Pumpkins frontman Billy Corgan has been living in the shadow of his greatest successes, Siamese Dream and Mellon Collie and the Infinite Sadness ever since those albums were released. For every step he's taken since then, there have always been people there to shake their heads and say, "It's okay, but it's no 'Cherub Rock.'"

Had the Pumpkins released Zeitgeist earlier, say, after Adore, it would probably have been more well-received by critics. But its release was framed in the context of the commercial failure of the Pumpkins' last album, Machina/The Machines of God, and the band's subsequent breakup.

So when Corgan "reunited" the Pumpkins in 2005 without original members D'Arcy Wretsky and James Iha, many eyebrows were raised. More than a few people accused Corgan of reviving the Pumpkins name purely for the money after his other band, Zwan, failed to really impress anyone.

But while Zeitgeist does have plenty in common with Siamese Dream, without the distance between the two albums, Zeitgeist is just another guitar-driven alternative rock album, as opposed to a comeback album that jaded fans see only as a profit-driven nostalgia act. Without the weight of the Pumpkins' legacy, it's a solid album that deserves its place among the Pumpkins' catalog.
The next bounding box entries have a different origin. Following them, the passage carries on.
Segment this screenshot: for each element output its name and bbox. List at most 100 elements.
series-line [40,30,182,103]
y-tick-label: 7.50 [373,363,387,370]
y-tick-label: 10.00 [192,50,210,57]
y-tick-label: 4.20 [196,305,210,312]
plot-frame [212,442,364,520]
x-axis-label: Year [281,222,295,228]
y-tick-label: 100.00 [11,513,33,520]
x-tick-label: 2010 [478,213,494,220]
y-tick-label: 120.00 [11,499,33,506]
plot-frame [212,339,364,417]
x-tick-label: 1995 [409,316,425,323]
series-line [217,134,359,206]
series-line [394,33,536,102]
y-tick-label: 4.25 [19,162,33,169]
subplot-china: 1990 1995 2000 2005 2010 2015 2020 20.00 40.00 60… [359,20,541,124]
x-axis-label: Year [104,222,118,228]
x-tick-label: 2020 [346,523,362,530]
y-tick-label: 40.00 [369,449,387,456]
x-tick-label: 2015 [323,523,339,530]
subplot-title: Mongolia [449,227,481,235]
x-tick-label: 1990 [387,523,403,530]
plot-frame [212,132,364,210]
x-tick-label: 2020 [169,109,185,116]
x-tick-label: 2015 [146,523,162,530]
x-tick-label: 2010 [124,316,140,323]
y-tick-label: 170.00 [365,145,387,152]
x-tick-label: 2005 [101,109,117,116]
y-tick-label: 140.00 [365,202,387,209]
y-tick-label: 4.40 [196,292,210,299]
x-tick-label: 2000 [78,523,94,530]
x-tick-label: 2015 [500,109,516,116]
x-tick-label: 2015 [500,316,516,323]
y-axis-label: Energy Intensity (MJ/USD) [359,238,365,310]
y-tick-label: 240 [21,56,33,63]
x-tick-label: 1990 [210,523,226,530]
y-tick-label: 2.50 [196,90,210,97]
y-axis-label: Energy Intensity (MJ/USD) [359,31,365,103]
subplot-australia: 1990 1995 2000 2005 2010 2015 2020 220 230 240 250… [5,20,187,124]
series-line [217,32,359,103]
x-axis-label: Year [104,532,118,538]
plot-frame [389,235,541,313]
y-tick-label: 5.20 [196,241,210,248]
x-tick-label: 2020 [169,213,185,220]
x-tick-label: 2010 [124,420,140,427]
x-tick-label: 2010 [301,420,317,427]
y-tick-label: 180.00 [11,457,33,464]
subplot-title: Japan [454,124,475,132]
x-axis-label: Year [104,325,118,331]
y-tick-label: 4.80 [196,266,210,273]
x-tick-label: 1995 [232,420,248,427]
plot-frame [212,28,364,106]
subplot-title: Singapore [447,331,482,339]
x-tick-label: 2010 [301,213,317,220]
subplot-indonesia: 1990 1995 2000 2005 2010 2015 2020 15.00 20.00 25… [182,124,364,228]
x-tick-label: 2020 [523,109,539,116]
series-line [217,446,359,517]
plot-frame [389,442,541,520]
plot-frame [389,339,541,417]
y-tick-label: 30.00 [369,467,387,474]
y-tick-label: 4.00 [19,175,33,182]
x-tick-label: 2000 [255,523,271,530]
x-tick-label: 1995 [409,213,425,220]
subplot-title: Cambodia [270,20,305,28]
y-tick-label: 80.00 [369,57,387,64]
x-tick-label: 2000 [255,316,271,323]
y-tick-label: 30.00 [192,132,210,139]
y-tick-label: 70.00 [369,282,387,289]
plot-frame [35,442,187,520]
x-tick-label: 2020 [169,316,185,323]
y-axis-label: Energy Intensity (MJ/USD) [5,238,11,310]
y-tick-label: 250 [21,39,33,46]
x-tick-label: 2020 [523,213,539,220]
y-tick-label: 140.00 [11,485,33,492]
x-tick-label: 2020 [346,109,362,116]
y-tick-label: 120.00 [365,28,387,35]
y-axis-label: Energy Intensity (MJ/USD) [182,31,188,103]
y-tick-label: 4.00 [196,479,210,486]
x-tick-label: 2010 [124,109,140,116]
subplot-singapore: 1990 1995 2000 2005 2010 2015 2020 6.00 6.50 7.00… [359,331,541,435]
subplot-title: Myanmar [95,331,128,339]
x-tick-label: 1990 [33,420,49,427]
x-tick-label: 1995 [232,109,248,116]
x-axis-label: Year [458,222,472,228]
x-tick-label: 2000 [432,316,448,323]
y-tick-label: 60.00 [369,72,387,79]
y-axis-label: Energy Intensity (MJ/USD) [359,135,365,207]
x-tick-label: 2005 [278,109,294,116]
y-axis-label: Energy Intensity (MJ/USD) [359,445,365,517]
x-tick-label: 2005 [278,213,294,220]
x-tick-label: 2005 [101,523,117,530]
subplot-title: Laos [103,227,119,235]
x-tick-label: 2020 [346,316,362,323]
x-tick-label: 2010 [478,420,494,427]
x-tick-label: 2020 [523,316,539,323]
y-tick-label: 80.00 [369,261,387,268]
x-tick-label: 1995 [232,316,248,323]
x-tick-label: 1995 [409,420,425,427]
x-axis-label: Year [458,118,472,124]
The album starts off with a loud proclamation: Jimmy Chamberlain is a badass. A booming drum fill introduces the thing that all the old Pumpkins fans had been claiming they wanted ever since Adore: lots of guitars. It is, as they say, a bit of a ripper.

And consider the song "7 Shades of Black." It's heavy; it's melodic and catchy, and it's actually pretty interesting. It's one of many tracks on the album where, if you listen closely, you can hear that Corgan put a lot of thought and consideration into it.

Perhaps the thing it lacked that made Siamese and Mellon Collie so good was enthusiasm. When the Pumpkins made their grand return to television, they were tight and sounded good, but more like a really good wedding band as opposed to a group of people really excited to be playing hard rock for a huge audience. In the video below, Chamberlain looks positively bored.

Corgan probably summed up this message himself best in an interview with Faster Louder while discussing his own dissatisfaction with Zeitgeist:

I felt that way at the time. But that being said, I still thought it was good, or I wouldn’t have put it out. I still thought there was a lot of value there, but because people couldn’t get past it not sounding like Siamese Dream, it got kind of lumped into a category. So I when I say that, people think I mean it in terms of other things, no I meant it in terms of my own goals. It’s not like I went and said ‘let’s make Siamese Dream number two’ and I didn’t make it, ‘yeah it’s a failure’, no I went in to make an album that sounded like Zeitgeist. ... To have it be kind of degraded into something because it wasn’t want people wanted, that’s a different set of expectations that don’t have anything to do with me.

Is Zeitgeist as good as Siamese Dream or Mellon Collie and the Infinite Sadness? Of course not. But that's not the point. The point is that Zeitgeist is a great album on its own, once you judge it without the baggage.